Simple Authentication and Security Layer (SASL) provides a way to use other mechanisms for authentication such as Kerberos or Digest authentication, or even to define your own authentication mechanism. The directory server likely advertises supported SASL mechanisms in the root DSE. The follow example shows how to search OpenDJ for supported SASL mechanisms.

$ ldapsearch
 --port 1389
 --bindDN "cn=Directory Manager"
 --bindPassword password
 --baseDN ""
 --searchScope base
 "(objectclass=*)" supportedSASLMechanisms
dn: 
supportedSASLMechanisms: PLAIN
supportedSASLMechanisms: EXTERNAL
supportedSASLMechanisms: DIGEST-MD5
supportedSASLMechanisms: CRAM-MD5

Notice that neither the Kerberos (GSSAPI SASL) nor the Anonymous mechanism is enabled by default, though OpenDJ implements both.

In order to use a SASL mechanism to bind, your program must set up a SASLBindRequest and pass that to the bind() method of the Connection.

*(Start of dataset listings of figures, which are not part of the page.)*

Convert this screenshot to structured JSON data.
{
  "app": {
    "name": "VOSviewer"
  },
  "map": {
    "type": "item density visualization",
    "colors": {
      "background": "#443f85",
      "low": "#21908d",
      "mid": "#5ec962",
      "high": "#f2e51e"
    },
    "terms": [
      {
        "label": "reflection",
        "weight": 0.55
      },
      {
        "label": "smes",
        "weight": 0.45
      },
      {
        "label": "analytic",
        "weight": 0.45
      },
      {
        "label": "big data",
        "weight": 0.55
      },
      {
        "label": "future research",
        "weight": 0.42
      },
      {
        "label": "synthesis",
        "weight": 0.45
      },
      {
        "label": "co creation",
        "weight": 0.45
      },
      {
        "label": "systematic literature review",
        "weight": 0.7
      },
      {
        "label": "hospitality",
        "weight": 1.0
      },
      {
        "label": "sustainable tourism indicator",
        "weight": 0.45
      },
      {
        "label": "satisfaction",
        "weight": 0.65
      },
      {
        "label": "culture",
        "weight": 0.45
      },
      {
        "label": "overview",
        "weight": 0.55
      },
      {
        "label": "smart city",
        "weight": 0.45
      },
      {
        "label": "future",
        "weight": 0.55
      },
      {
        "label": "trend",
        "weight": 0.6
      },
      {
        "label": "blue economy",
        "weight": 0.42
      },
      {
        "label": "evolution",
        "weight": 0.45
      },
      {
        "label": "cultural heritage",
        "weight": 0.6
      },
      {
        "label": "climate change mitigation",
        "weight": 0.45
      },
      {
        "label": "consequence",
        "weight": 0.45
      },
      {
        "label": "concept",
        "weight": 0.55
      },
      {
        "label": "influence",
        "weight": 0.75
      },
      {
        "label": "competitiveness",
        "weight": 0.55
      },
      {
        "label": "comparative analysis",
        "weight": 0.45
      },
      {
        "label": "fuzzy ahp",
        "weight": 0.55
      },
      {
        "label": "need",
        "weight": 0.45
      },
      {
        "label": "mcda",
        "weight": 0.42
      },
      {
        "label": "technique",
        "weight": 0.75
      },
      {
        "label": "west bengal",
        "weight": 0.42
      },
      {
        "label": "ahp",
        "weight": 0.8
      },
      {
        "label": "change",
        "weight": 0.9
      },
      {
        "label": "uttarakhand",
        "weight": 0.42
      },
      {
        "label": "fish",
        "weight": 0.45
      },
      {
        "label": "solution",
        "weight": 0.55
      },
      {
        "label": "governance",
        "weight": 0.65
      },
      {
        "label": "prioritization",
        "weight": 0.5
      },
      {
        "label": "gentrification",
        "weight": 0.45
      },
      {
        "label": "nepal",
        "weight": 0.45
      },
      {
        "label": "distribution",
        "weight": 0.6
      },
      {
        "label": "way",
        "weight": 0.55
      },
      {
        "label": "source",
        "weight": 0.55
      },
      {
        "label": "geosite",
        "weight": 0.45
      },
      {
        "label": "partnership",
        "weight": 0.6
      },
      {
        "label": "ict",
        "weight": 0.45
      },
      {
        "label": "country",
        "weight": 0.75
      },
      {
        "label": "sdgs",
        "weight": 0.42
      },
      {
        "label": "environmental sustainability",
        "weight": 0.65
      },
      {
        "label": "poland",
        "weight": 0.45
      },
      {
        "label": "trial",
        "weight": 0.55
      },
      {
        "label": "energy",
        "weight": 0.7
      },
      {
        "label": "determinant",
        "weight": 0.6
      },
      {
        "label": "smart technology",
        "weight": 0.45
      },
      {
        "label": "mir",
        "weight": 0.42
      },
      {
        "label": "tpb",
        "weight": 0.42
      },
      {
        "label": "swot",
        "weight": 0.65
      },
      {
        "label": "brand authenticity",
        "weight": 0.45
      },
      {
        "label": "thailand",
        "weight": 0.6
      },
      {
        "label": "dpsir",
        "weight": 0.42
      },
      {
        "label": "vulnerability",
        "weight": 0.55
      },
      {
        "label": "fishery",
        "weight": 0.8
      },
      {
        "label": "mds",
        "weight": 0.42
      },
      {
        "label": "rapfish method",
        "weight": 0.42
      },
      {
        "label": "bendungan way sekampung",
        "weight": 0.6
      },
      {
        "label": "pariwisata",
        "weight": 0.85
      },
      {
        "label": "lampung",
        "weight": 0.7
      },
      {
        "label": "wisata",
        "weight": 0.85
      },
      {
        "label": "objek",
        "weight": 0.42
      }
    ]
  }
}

This section shows an example using the SASL PLAIN mechanism, which takes either a DN or a user ID to authenticate, with an optional DN or user ID as the authorization ID that identifies the user who performs operations. The SASL PLAIN mechanism itself does not secure the connection, so the example uses StartTLS. The example is provided with the OpenDJ LDAP SDK examples in org.forgerock.opendj.examples.SASLAuth.java. The following excerpt shows the core of the bind process.

try
{
  final LDAPConnectionFactory factory =
      new LDAPConnectionFactory(host, port, getTrustAllOptions());
  connection = factory.getConnection();
  PlainSASLBindRequest request =
      Requests.newPlainSASLBindRequest(authcid, passwd.toCharArray())
      .setAuthorizationID(authzid);
  connection.bind(request);
  System.out.println("Authenticated as " + authcid + ".");
}

The implementation for getTrustAllOptions(), the same as in the example above, sets up Start TLS. When you run this example with both authorization and authentication IDs, authzid and authcid, set to u:bjensen and password hifalutin, the bind is successful, and the program reaches the final line of the try block.

Authenticated as u:bjensen.

Behind the scenes, OpenDJ has the SASL PLAIN mechanism configured by default to use the Exact Match Identity Mapper to look up user IDs as uid values. If you use another directory server, you might have to configure how it maps user IDs to user entries.

For a complete example in context, see SASLAuth.java, one of the OpenDJ LDAP SDK examples.